I have been talking about using LinkedIn groups to promote your blog. I normally pick up an average of one hit per LinkedIn group within the first 24 hours. Then I continue to pick up random hits for the next 6 months or so. That is an average, so obviously, some LinkedIn groups generate several hits and some generate very few, if any. What I have learned to do (out of paucity of time) is to only post to those groups that give me a pretty good return for my time investment.
I’ve mentioned college alumni groups as a good source of traffic. I also find that company alumni groups generate pretty good traffic. I belong to the TI Alumni Group and the Philips Alumni Group. In many cases, there is more than one group for large companies. Choose the larger group.
You can promote just about any blog topic on alumni groups. For other groups, the closer your post is to the core of the group, the better your success rate is going to be. Posting tips on finding a job will generate more hits on “Job & Career Network” than it will on “Future Trends.”
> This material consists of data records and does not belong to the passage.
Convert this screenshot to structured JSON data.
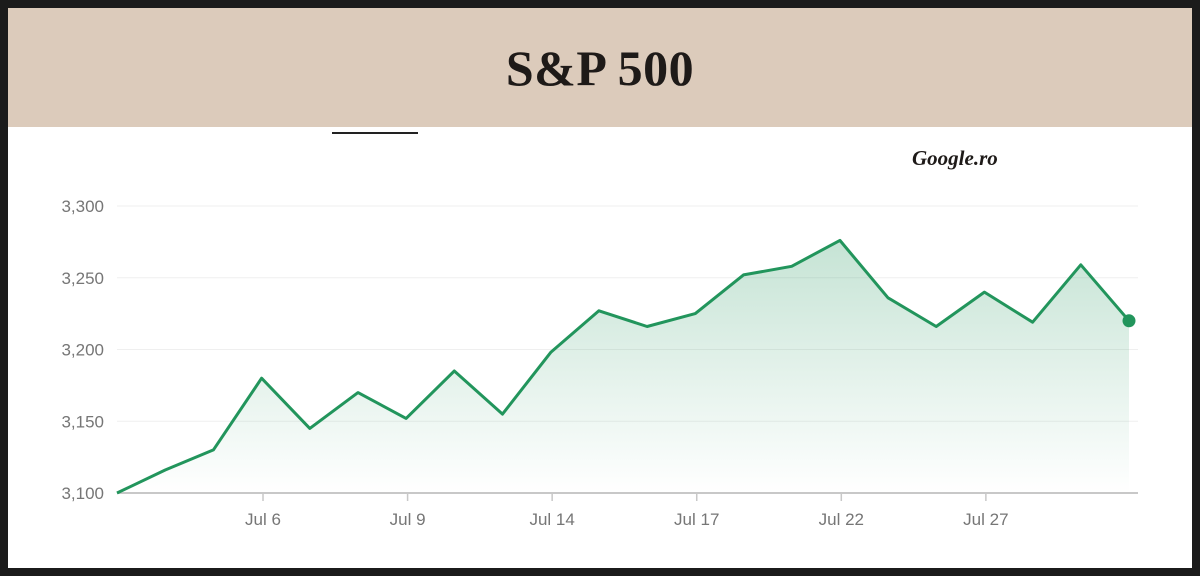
{
  "header": {
    "title": "S&P 500"
  },
  "source_label": "Google.ro",
  "colors": {
    "line": "#22955c",
    "header_bg": "#dccbbb",
    "frame": "#1b1b1b"
  },
  "chart_data": {
    "type": "area",
    "title": "S&P 500",
    "xlabel": "",
    "ylabel": "",
    "ylim": [
      3100,
      3300
    ],
    "grid": true,
    "y_ticks": [
      {
        "value": 3100,
        "label": "3,100"
      },
      {
        "value": 3150,
        "label": "3,150"
      },
      {
        "value": 3200,
        "label": "3,200"
      },
      {
        "value": 3250,
        "label": "3,250"
      },
      {
        "value": 3300,
        "label": "3,300"
      }
    ],
    "x_ticks": [
      "Jul 6",
      "Jul 9",
      "Jul 14",
      "Jul 17",
      "Jul 22",
      "Jul 27"
    ],
    "series": [
      {
        "values": [
          3100,
          3116,
          3130,
          3180,
          3145,
          3170,
          3152,
          3185,
          3155,
          3198,
          3227,
          3216,
          3225,
          3252,
          3258,
          3276,
          3236,
          3216,
          3240,
          3219,
          3259,
          3220
        ]
      }
    ]
  }
}
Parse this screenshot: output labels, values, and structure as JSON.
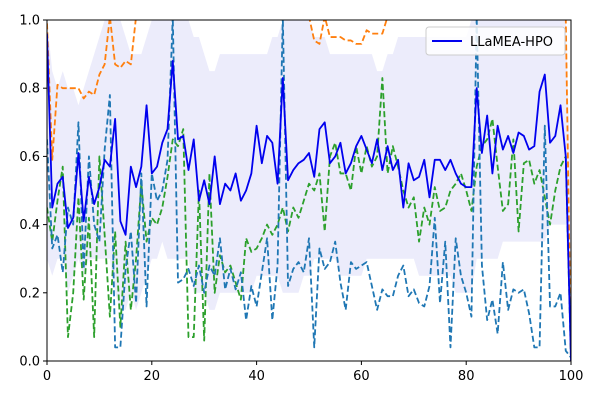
{
  "chart_data": {
    "type": "line",
    "title": "",
    "xlabel": "",
    "ylabel": "",
    "xlim": [
      0,
      100
    ],
    "ylim": [
      0,
      1
    ],
    "xticks": [
      0,
      20,
      40,
      60,
      80,
      100
    ],
    "yticks": [
      0.0,
      0.2,
      0.4,
      0.6,
      0.8,
      1.0
    ],
    "xtick_labels": [
      "0",
      "20",
      "40",
      "60",
      "80",
      "100"
    ],
    "ytick_labels": [
      "0.0",
      "0.2",
      "0.4",
      "0.6",
      "0.8",
      "1.0"
    ],
    "grid": false,
    "legend_position": "top-right",
    "legend": [
      {
        "name": "LLaMEA-HPO",
        "color": "#0000ee"
      }
    ],
    "x": [
      0,
      1,
      2,
      3,
      4,
      5,
      6,
      7,
      8,
      9,
      10,
      11,
      12,
      13,
      14,
      15,
      16,
      17,
      18,
      19,
      20,
      21,
      22,
      23,
      24,
      25,
      26,
      27,
      28,
      29,
      30,
      31,
      32,
      33,
      34,
      35,
      36,
      37,
      38,
      39,
      40,
      41,
      42,
      43,
      44,
      45,
      46,
      47,
      48,
      49,
      50,
      51,
      52,
      53,
      54,
      55,
      56,
      57,
      58,
      59,
      60,
      61,
      62,
      63,
      64,
      65,
      66,
      67,
      68,
      69,
      70,
      71,
      72,
      73,
      74,
      75,
      76,
      77,
      78,
      79,
      80,
      81,
      82,
      83,
      84,
      85,
      86,
      87,
      88,
      89,
      90,
      91,
      92,
      93,
      94,
      95,
      96,
      97,
      98,
      99,
      100
    ],
    "band": {
      "color": "#e6e6fa",
      "lower": [
        0.3,
        0.25,
        0.3,
        0.3,
        0.2,
        0.25,
        0.3,
        0.25,
        0.3,
        0.3,
        0.3,
        0.3,
        0.3,
        0.2,
        0.15,
        0.15,
        0.2,
        0.15,
        0.2,
        0.25,
        0.3,
        0.3,
        0.35,
        0.3,
        0.3,
        0.3,
        0.3,
        0.3,
        0.2,
        0.2,
        0.2,
        0.15,
        0.15,
        0.2,
        0.2,
        0.2,
        0.2,
        0.2,
        0.2,
        0.2,
        0.25,
        0.25,
        0.25,
        0.25,
        0.25,
        0.2,
        0.2,
        0.2,
        0.2,
        0.25,
        0.25,
        0.3,
        0.3,
        0.3,
        0.3,
        0.3,
        0.25,
        0.25,
        0.25,
        0.25,
        0.25,
        0.3,
        0.3,
        0.3,
        0.3,
        0.3,
        0.3,
        0.3,
        0.3,
        0.3,
        0.3,
        0.25,
        0.25,
        0.25,
        0.25,
        0.25,
        0.25,
        0.25,
        0.2,
        0.2,
        0.2,
        0.2,
        0.3,
        0.3,
        0.3,
        0.3,
        0.3,
        0.35,
        0.35,
        0.35,
        0.35,
        0.35,
        0.35,
        0.35,
        0.35,
        0.35,
        0.4,
        0.4,
        0.4,
        0.4,
        0.05
      ],
      "upper": [
        1.0,
        0.85,
        0.8,
        0.85,
        0.8,
        0.8,
        0.75,
        0.8,
        0.85,
        0.9,
        0.95,
        1.0,
        1.0,
        1.0,
        1.0,
        0.95,
        0.9,
        0.9,
        0.9,
        0.95,
        1.0,
        1.0,
        1.0,
        1.0,
        1.0,
        1.0,
        1.0,
        1.0,
        0.95,
        0.95,
        0.9,
        0.85,
        0.85,
        0.9,
        0.9,
        0.9,
        0.9,
        0.9,
        0.9,
        0.9,
        0.9,
        0.9,
        0.9,
        0.95,
        0.95,
        1.0,
        1.0,
        1.0,
        1.0,
        1.0,
        1.0,
        0.95,
        0.95,
        0.95,
        0.9,
        0.9,
        0.9,
        0.9,
        0.9,
        0.9,
        0.9,
        0.9,
        0.9,
        0.85,
        0.85,
        0.9,
        0.9,
        0.95,
        0.95,
        0.95,
        0.95,
        0.95,
        0.95,
        0.95,
        0.95,
        0.95,
        0.95,
        0.95,
        0.95,
        0.95,
        0.95,
        1.0,
        1.0,
        1.0,
        1.0,
        1.0,
        1.0,
        1.0,
        1.0,
        1.0,
        1.0,
        1.0,
        1.0,
        1.0,
        1.0,
        1.0,
        1.0,
        1.0,
        1.0,
        1.0,
        0.5
      ]
    },
    "series": [
      {
        "name": "",
        "color": "#ff7f0e",
        "dash": true,
        "values": [
          0.99,
          0.59,
          0.81,
          0.8,
          0.8,
          0.8,
          0.8,
          0.77,
          0.79,
          0.78,
          0.84,
          0.87,
          1.01,
          0.87,
          0.86,
          0.88,
          0.87,
          1.01,
          1.01,
          1.01,
          1.01,
          1.01,
          1.01,
          1.01,
          1.01,
          1.01,
          1.01,
          1.01,
          1.01,
          1.01,
          1.01,
          1.01,
          1.01,
          1.01,
          1.01,
          1.01,
          1.01,
          1.01,
          1.01,
          1.01,
          1.01,
          1.01,
          1.01,
          1.01,
          1.01,
          1.01,
          1.01,
          1.01,
          1.01,
          1.01,
          1.01,
          0.94,
          0.93,
          1.01,
          0.95,
          0.95,
          0.95,
          0.94,
          0.94,
          0.93,
          0.93,
          0.97,
          0.96,
          0.96,
          0.96,
          1.01,
          1.01,
          1.01,
          1.01,
          1.01,
          1.01,
          1.01,
          1.01,
          1.01,
          1.01,
          1.01,
          1.01,
          1.01,
          1.01,
          1.01,
          1.01,
          1.01,
          1.01,
          1.01,
          1.01,
          1.01,
          1.01,
          1.01,
          1.01,
          1.01,
          1.01,
          1.01,
          1.01,
          1.01,
          1.01,
          1.01,
          1.01,
          1.01,
          1.01,
          1.01,
          0.0
        ]
      },
      {
        "name": "",
        "color": "#2ca02c",
        "dash": true,
        "values": [
          0.45,
          0.35,
          0.47,
          0.57,
          0.07,
          0.2,
          0.48,
          0.18,
          0.42,
          0.07,
          0.6,
          0.37,
          0.13,
          0.38,
          0.1,
          0.35,
          0.15,
          0.3,
          0.52,
          0.35,
          0.42,
          0.4,
          0.45,
          0.54,
          0.65,
          0.63,
          0.68,
          0.07,
          0.07,
          0.5,
          0.06,
          0.55,
          0.2,
          0.31,
          0.26,
          0.28,
          0.23,
          0.18,
          0.36,
          0.32,
          0.33,
          0.36,
          0.4,
          0.37,
          0.4,
          0.45,
          0.38,
          0.45,
          0.42,
          0.47,
          0.52,
          0.5,
          0.55,
          0.38,
          0.6,
          0.64,
          0.55,
          0.55,
          0.5,
          0.63,
          0.55,
          0.63,
          0.57,
          0.6,
          0.83,
          0.55,
          0.63,
          0.57,
          0.5,
          0.45,
          0.48,
          0.35,
          0.45,
          0.4,
          0.51,
          0.44,
          0.45,
          0.5,
          0.52,
          0.55,
          0.5,
          0.44,
          0.57,
          0.63,
          0.65,
          0.71,
          0.57,
          0.44,
          0.46,
          0.65,
          0.38,
          0.58,
          0.59,
          0.52,
          0.56,
          0.48,
          0.4,
          0.5,
          0.57,
          0.6,
          0.0
        ]
      },
      {
        "name": "",
        "color": "#1f77b4",
        "dash": true,
        "values": [
          0.65,
          0.33,
          0.37,
          0.26,
          0.45,
          0.4,
          0.7,
          0.27,
          0.6,
          0.4,
          0.35,
          0.62,
          0.78,
          0.04,
          0.04,
          0.27,
          0.38,
          0.17,
          0.55,
          0.16,
          0.55,
          0.47,
          0.5,
          0.59,
          1.01,
          0.23,
          0.24,
          0.27,
          0.22,
          0.28,
          0.2,
          0.28,
          0.25,
          0.36,
          0.21,
          0.27,
          0.21,
          0.26,
          0.12,
          0.22,
          0.16,
          0.26,
          0.36,
          0.12,
          0.28,
          1.01,
          0.22,
          0.27,
          0.29,
          0.26,
          0.36,
          0.04,
          0.33,
          0.27,
          0.29,
          0.35,
          0.23,
          0.15,
          0.29,
          0.27,
          0.28,
          0.29,
          0.22,
          0.15,
          0.21,
          0.19,
          0.19,
          0.25,
          0.28,
          0.19,
          0.21,
          0.17,
          0.16,
          0.22,
          0.42,
          0.17,
          0.35,
          0.04,
          0.36,
          0.25,
          0.2,
          0.13,
          1.01,
          0.28,
          0.12,
          0.18,
          0.08,
          0.29,
          0.15,
          0.21,
          0.2,
          0.21,
          0.14,
          0.04,
          0.04,
          0.69,
          0.16,
          0.16,
          0.2,
          0.03,
          0.01
        ]
      },
      {
        "name": "LLaMEA-HPO",
        "color": "#0000ee",
        "dash": false,
        "values": [
          0.96,
          0.45,
          0.52,
          0.54,
          0.39,
          0.42,
          0.61,
          0.41,
          0.54,
          0.46,
          0.51,
          0.59,
          0.57,
          0.71,
          0.41,
          0.37,
          0.57,
          0.51,
          0.57,
          0.75,
          0.55,
          0.57,
          0.64,
          0.68,
          0.88,
          0.65,
          0.66,
          0.56,
          0.65,
          0.47,
          0.53,
          0.46,
          0.6,
          0.46,
          0.52,
          0.5,
          0.55,
          0.47,
          0.5,
          0.55,
          0.69,
          0.58,
          0.66,
          0.64,
          0.52,
          0.83,
          0.53,
          0.56,
          0.58,
          0.59,
          0.61,
          0.54,
          0.68,
          0.7,
          0.58,
          0.6,
          0.64,
          0.55,
          0.58,
          0.63,
          0.66,
          0.62,
          0.58,
          0.65,
          0.56,
          0.63,
          0.56,
          0.59,
          0.45,
          0.58,
          0.53,
          0.54,
          0.59,
          0.48,
          0.59,
          0.59,
          0.56,
          0.59,
          0.55,
          0.52,
          0.51,
          0.51,
          0.8,
          0.61,
          0.72,
          0.55,
          0.69,
          0.62,
          0.66,
          0.61,
          0.67,
          0.66,
          0.62,
          0.63,
          0.79,
          0.84,
          0.64,
          0.66,
          0.75,
          0.6,
          0.0
        ]
      }
    ]
  }
}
Posting frequently helps to generate traffic. Once people have discovered that your blog is worth reading, they are more inclined to return. However, don’t expect most people to return to your blog without a reminder. Greg Satell (Digital Tonto) is one of my favorite bloggers, but I rarely go to his blog on my own. 90% of the time, I go to his blog in response to seeing a post on LinkedIn.
Do not “misunderestimate” the importance of a good title for each post. “What I Learned About Social Media from the Communists” will attract a lot more traffic than “Promoting Your Blog…the easy way.”
And finally, the more you blog, the more traffic you are going to get. Over time, people will find you. You will eventually cover topics that more and more people will be interested in. Also, if someone enjoys your blog today and returns in a week, they will be motivated to keep returning if the content is always fresh.
Additionally, frequent blog updates improves your SEO (the ability of search engines like Google to find you). In the post JC Penney scandal era (where Penney fooled the Google search engine), you will find SEO tricks to be less effective. However, just the shear bulk of words will increase the chances of you being found. If I blog today about Twitter…. then my blog will be found when people google “Twitter.” If I blog next about Facebook, my blog will be found when people search for “facebook.” If I use Shakespeare as an illustration, my blog will be found when…. If I mention The University of Texas…. If I quote a “Bushism”…. you get the point.
For example, I posted something about changes to the English language between the early Renaissance, when Geoffrey Chaucer wrote, and the late Renaissance, when William Shakespeare wrote. Every week, I get several hits from people who googled “Chaucer and Shakespeare.” I had no clue that anyone ever googled “Chaucer and Shakespeare.”
But one last thing I want to pass along. This is something you will probably overlook unless you are an SEO expert. When you put an image in your blog, the image will have a name. It might be “photo1.jpg” or something equally non-descriptive. You are missing one more chance to get found. If you will name your photo something related to your blog, it will help you get found.
For example, I published a post where I used some “Bushisms” to make a point. Well, Bushisms and Palin-isms; “misunderestimate” and “refudiate.” To my surprise, I get hits every week from people who google both terms. But I was also getting hits from people who google “Strategery.” I was baffled since I did not use the word “strategery” anywhere in my post. It was only when I notice that the photo I used in my blog post was called “bush-strategery.jpg” did I realize that the title of the photograph was generating traffic to my blog.
So here you are, becoming more SEO savvy and you don’t have to know a word of html code to do it.